Ele conta que sempre morou na propriedade, desde que nasceu. “Se tiver que sair daqui, onde vou colocar meus animais? Seria uma injustiça, pois temos vínculos aqui, desde o nascimento e temos parentes sepultados no cemitério da comunidade ”, diz Heidmann.
A tese do marco temporal chegou ao STF por meio de uma ação de reintegração de posse movida pelo governo de Santa Catarina contra o povo Xokleng, referente à Terra Indígena (TI) Ibirama-Laklãnõ, onde também vivem indígenas das etnias Guarani e Kaingang.
O debate do processo de demarcação (PDC) 480/08 começou há 14 anos e a decisão deverá impactar diretamente nos municípios.

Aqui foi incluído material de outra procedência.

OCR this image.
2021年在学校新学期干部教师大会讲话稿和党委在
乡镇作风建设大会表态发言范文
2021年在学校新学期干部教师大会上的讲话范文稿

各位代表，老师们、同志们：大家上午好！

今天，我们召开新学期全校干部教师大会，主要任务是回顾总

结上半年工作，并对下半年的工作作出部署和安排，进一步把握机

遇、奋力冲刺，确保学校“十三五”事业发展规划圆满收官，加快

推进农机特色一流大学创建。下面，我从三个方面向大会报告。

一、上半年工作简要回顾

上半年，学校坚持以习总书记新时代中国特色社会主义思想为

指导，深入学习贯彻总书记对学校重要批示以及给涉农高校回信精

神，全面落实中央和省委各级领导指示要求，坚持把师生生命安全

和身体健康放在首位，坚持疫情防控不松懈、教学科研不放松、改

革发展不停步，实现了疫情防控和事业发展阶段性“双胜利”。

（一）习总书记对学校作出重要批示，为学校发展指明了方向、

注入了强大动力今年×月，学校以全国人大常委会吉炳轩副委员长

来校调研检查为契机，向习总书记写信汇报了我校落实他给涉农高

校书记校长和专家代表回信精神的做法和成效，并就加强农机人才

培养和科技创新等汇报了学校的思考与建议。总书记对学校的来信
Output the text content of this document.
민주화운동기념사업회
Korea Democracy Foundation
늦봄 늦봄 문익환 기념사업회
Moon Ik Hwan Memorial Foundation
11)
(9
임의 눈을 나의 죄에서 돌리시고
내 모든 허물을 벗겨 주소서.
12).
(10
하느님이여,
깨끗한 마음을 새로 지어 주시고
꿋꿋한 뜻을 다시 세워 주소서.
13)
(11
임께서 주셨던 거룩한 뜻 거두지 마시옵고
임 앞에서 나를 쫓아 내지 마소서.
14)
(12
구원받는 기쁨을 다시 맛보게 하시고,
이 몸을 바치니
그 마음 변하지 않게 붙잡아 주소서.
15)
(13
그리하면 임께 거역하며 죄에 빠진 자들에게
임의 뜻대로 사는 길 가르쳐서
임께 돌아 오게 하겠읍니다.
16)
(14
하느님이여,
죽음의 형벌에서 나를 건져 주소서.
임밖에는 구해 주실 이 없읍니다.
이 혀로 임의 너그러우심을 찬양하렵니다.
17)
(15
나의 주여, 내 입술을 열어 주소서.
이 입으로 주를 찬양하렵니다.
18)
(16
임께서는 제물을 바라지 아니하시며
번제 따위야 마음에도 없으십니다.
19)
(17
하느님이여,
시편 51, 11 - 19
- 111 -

A tese do Marco Temporal afirma que só pertenceriam aos índios as terras em que eles estavam no dia 5 de outubro de 1988, data de aprovação da Constituição Federal. Já os indígenas reivindicam terras que eles supostamente ocupavam anteriormente a essa data.
Marco temporal está sem data para retornar
Na tarde de quarta-feira (7), o Supremo Tribunal Federal (STF) retomou o julgamento do caso de repercussão geral sobre direitos originários. Paralisado desde setembro de 2021, quando o ministro Alexandre de Moraes pediu vistas.
Após o voto do ministro Alexandre de Moraes, que se posicionou contra a tese do marco temporal e apresentou novos elementos para análise, o ministro André Mendonça pediu vista do processo, interrompendo novamente o julgamento.
A presidente da Suprema Corte, a ministra Rosa Weber, informou que o prazo oficial para a devolução do voto-vista é de até 90 dias. Portanto, o julgamento de repercussão geral no STF está novamente interrompido e sem data para retornar. Mendonça assegurou que antes do prazo estabelecido pelo regimento da Corte, apresentará seu voto.
A ação movida pelo Instituto do Meio Ambiente (IMA) de Santa Catarina se baseia na tese do marco temporal para alegar que os indígenas não têm direito à área em disputa porque não estavam ali em 1988, quando foi promulgada a Constituição Federal, cujo Artigo 231 garante a esses povos o direito sobre suas áreas tradicionais. Se prevalecer esse argumento, o marco temporal servirá para todas as demarcações de terra indígena no Brasil (como, aliás, prevê o Projeto de Lei 490/2007, recém-aprovado pela Câmara dos Deputados). Agora o PL está para votação no Senado, onde não há prazo claro para o debate.
A TI Ibirama-Laklãnõ está localizada entre os municípios de Doutor Pedrinho, Itaiópolis, Vitor Meireles e José Boiteux, tem um longo histórico de demarcações e disputas, que se arrasta por todo o século XX.
Em Vitor Meireles, a ampliação da reserva indígena envolve as comunidades de Santa Cruz dos Pinhais, Campo Lençol, Serra da Abelha I e II, Rio Denecke I e II, Tifa da Paca, Ribeirão das Frutas, Barra da Prata, Pratinha, Rio Bruno, Alto Rio Bruno. Em Itainópolis estão Rio Toldo e Bom Sucesso, e em Doutor Pedrinho está em disputa a localidade de Alto Forcação. Já em José Boiteux, a ampliação engloba parte da Serrinha, Barra do Dollmann e Palmeirinha.